Of course, many people cannot afford MSRP on media. I was shocked to see those DC Super Hero Girls books list for $13.99. I know they’re hardcover copies, but that seemed a bit much for a book targeting tweens. Even Disney movies often retail for $40 or more. It can be a vicious cycle: people can’t afford full price, buy used, companies go under because sales are bad, leaving more people un- or underemployed, meaning they can’t afford full price, and it all starts again.

However, have you ever seen some of the used prices at a GameStop? They advertise that used prices are at least 10% cheaper than buying new. Even at $59.99, that’s really only a $6 difference. That $6 is probably significant to some buyers, but for companies, that $6 is the difference between getting a sale to pay the tens, usually hundreds of people who contributed to the game and getting absolutely nothing. On games half this price — let alone less — the savings is minimal compared to supporting the creators.

Buying at List Price

As for list price, it’s often called “manufacturer’s SUGGESTED retail price”, not “the price you must sell this for or otherwise we are losing money”. Many companies — on both sides of the Pacific — purposely mark up their products so that “sale” prices are actually more like list prices. How many of you visited J.C. Penney a few years ago? They introduced a new system that virtually eliminated sales and went with an everyday low price approach a la Walmart. The new CEO figured this would boost sales. Well, it bombed. Customers had been used to getting things on sale, and there was no rush to buy if something was normally that price. $40 list on sale for $20 just seems more appealing than if that same item is $20 every day. It’s a psychological thing.

Of course, stores love it when someone comes in on a non-sale day and buys that item for $40. The store probably doesn’t expect to sell many that day, but if they sell one, they’ve essentially made a bonus profit of $20.

GantzIt’s a bit of a prisoner’s dilemma. I can give Company A a 100% profit, but that means Company B ends up taking a loss. Or I can give Company A and Company B 50% profit each. Competition is a key part of our economy, as monopolies tend to drive up the price.

Royalties on Used

Well, it would be nice, sure. But there’s two issues:

First, obviously, is who would pay the royalty. I guess the obvious answer would be the one reselling it. But how much do you give them? The same amount of royalties as if a brand new copy has sold? Half? Or would a store add on a royalty tax and pass it on to the consumer? But not all authors get the same amount in royalties, so would the tax be the same on bestsellers like Attack on Titan versus some obscure title? Would the amount be done by publisher? How do you pay royalties on Immortal Rain, GALS!, or any other works by a defunct publisher? What about if a regular person (i.e. non-business) sells on eBay? Would they be exempt as if they were selling it at a garage sale or not?
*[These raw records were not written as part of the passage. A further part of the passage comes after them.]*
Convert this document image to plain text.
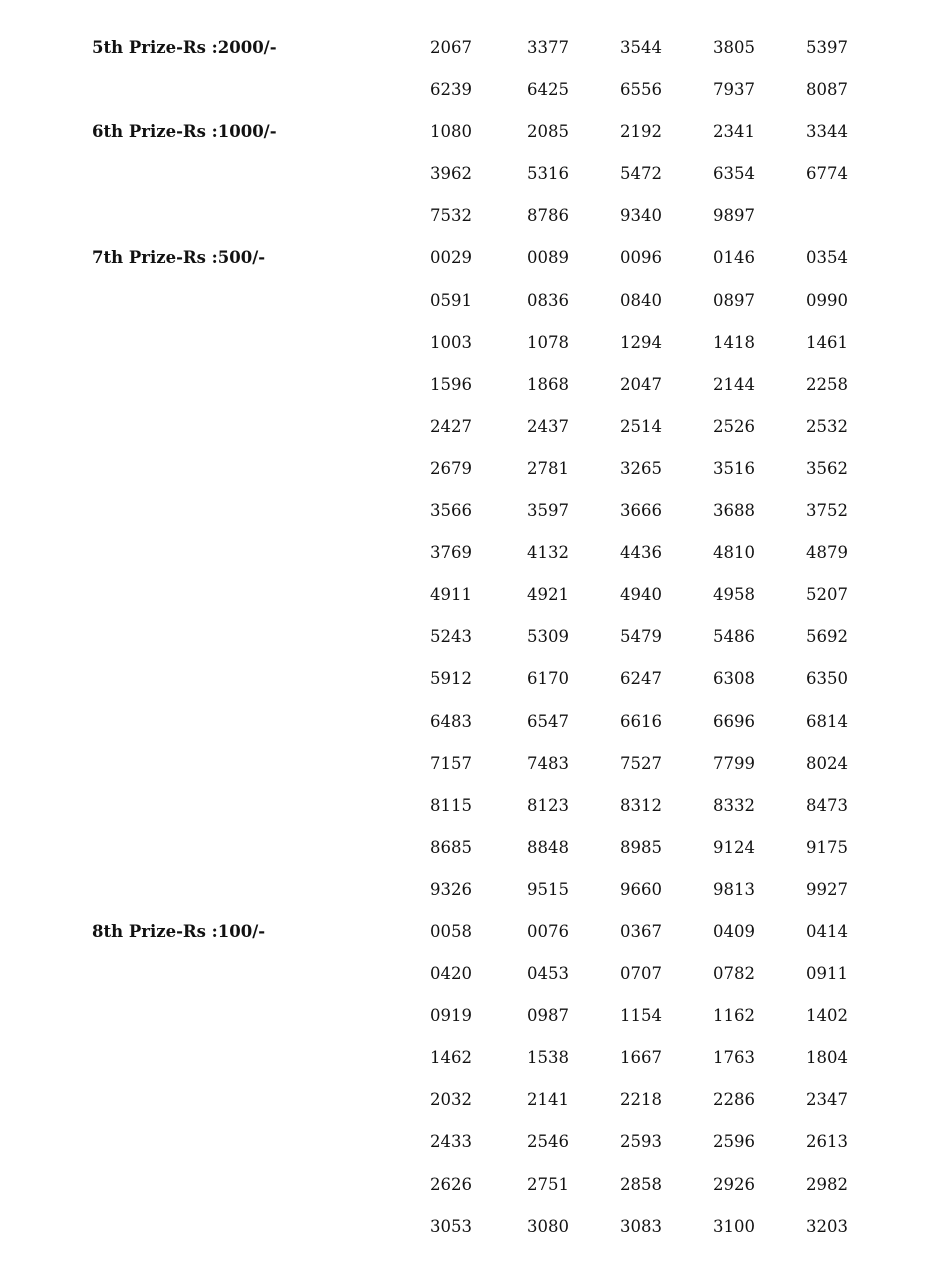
5th Prize-Rs :2000/-	2067	3377	3544	3805	5397
6239	6425	6556	7937	8087
6th Prize-Rs :1000/-	1080	2085	2192	2341	3344
3962	5316	5472	6354	6774
7532	8786	9340	9897
7th Prize-Rs :500/-	0029	0089	0096	0146	0354
0591	0836	0840	0897	0990
1003	1078	1294	1418	1461
1596	1868	2047	2144	2258
2427	2437	2514	2526	2532
2679	2781	3265	3516	3562
3566	3597	3666	3688	3752
3769	4132	4436	4810	4879
4911	4921	4940	4958	5207
5243	5309	5479	5486	5692
5912	6170	6247	6308	6350
6483	6547	6616	6696	6814
7157	7483	7527	7799	8024
8115	8123	8312	8332	8473
8685	8848	8985	9124	9175
9326	9515	9660	9813	9927
8th Prize-Rs :100/-	0058	0076	0367	0409	0414
0420	0453	0707	0782	0911
0919	0987	1154	1162	1402
1462	1538	1667	1763	1804
2032	2141	2218	2286	2347
2433	2546	2593	2596	2613
2626	2751	2858	2926	2982
3053	3080	3083	3100	3203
What about thrift shops, especially non-profit ones?

Secondly, legally, that’s opening up a whole bunch of legal issues. What’s to stop used electronic companies from implementing royalties on their devices? Car companies? Clothing stores? Are we really buying anything, or are we just getting glorified licenses like with software?

In short, it’s not going to happen. Sorry.

Final Thoughts

“If you want to support a manga creator, please buy your manga new, at list price, as often as you can.”

If we primarily cared about companies getting the most profit, we would buy digital copies, many of which cost the same as physical ones. Why waste the companies’ money on “unnecessaries” like paper, ink, or discs? Why not raise the price to give the companies and creators more money? Why have we come to expect preorder bonuses?

It’s more important to buy new than at list price. Selling a new copy means everyone behind the work — from the original creator right on down to shipping distributors – get a cut of the profit. A sale price of $15 means they get something; a resale price of $15 means they get nothing. The more I save, the more I buy, and the more creators I support.

How would you respond to Oku? Do you buy new and at list price “as often as you can”? Why or why not?